This is a simple solution to allow any blogging platform or news publication to expose their existing Atom feeds with minimal effort.

Social interactivity

Below are a few ideas on how we could implement some important social interactivity features, many of which were popularized by Twitter.

Replies

A a user could reply to another post by creating an entry with a <link> element containing an attribute rel="related".

<entry>
    [...]
    <content>Content of the reply.</content>
    <link rel="related" href="https://timelines.domain.com/johndoe/a983d96f-dd05-4fe6-a18f-7e8eb15068ff" type="application/atom+xml"/>
</entry>

Retweets

Similarly, a retweet - or a repost - would use a rel="via" instead:

<entry>
    [...]
    <content>Retweet with a comment.</content>
    <link rel="via" href="https://timelines.domain.com/johndoe/435ffbb6-ed8f-406b-a39b-5118035d7737" type="application/atom+xml"/>
</entry>

Mentions

Mentions would work exactly as they do in most social networks today, but email addresses would replace usernames.

Hashtags

Hashtags could be implemented as they are today, or maybe use the optional <category> element specified in the Atom specification.

<entry>
    [...]
    <category term="election2020"/>
    <category term="economy"/>
</entry>

Identity

Something akin to verified accounts could be achieved using the existing certificate infrastructure and domain-based security. For example, the timeline status@digitalocean.com could be verified the same way one would verify that digitalocean.com belongs to DigitalOcean LLC.

Posts could be signed the same way some organizations digitally sign their emails, or developers their commits on git.

Of course, remaining anonymous would be perfectly possible.

Curators

Technically, publishing the data is the easiest thing to do. The challenge is to distribute it and make it accessible in near real-time to as many curation providers is possible, so that each one of them can provide a different experience to their users.

One possible way to achieve this would be to rely on connecting the curators via a peer-to-peer network to exchange messages on updates made to timelines, using a sub-pub approach. The IPFS project is currently experimenting with various ways to create similar networks efficiently. A gossip protocol would be ideal if designed to mimic the topology of the graph formed by content, curators and users, and could help disseminate information in near real-time. The publishing of a new post, reply or mention would be broadcasted to the network, so that curators interested in updates to those timelines in particular could issue a request to refresh their content.

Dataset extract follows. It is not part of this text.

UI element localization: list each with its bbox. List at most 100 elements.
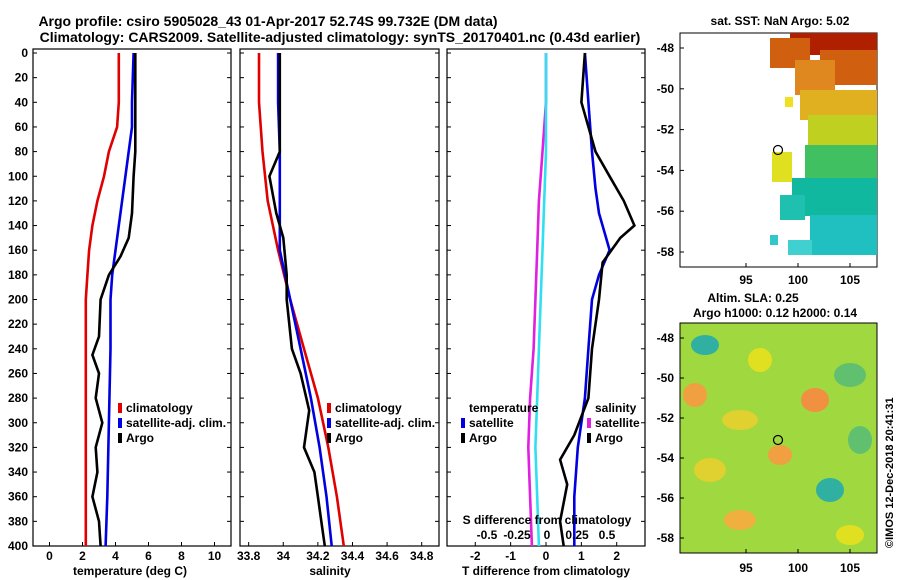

This is a critical piece of infrastructure that the World Wide Web is desperatly in need of to defend itself against the threat of closed platforms for which it's easier to implement. Put simply, the web needs to handle real-time in a decentralized way.

At a minimum, a curator on the network would subscribe to all the updates for all the timelines and categories that its users are following.

How the content is actually curated and rendered to the user is entirely up to the curator. What matters is choice.

Privacy

Not all timelines should be public. To allow users to choose who can see their private timeline, a simple protocol could be created to exchange a key between the timeline server and the curator:

  1. Alice's Curator requests access to Bob's timeline on her behalf;
  2. Bob's Timeline server presents the request from Alice to Bob;
  3. Bob accepts Alice's request;
  4. Bob's Timeline server generates a key specific to Alice and her curator;
  5. Alice's curator can access Bob's timeline by presenting the key obtained with the process above.

It would be perfectly possible to imagine some posts in a timeline being public, while others remain private. The timeline server would only serve the private posts if a key is present in the request.

Unsolved Problems

This is not the first attempt to separate the data from the applications. The father of the World Wide Web himself is one of the contributors to Solid, an architecture and a set of protocols with a similar goal. The ideas in this post are not incompatible with that vision. Where I believe we differ is in the need to define an open infrastructure to handle real-time information. I hope this leads to an attempt to create one.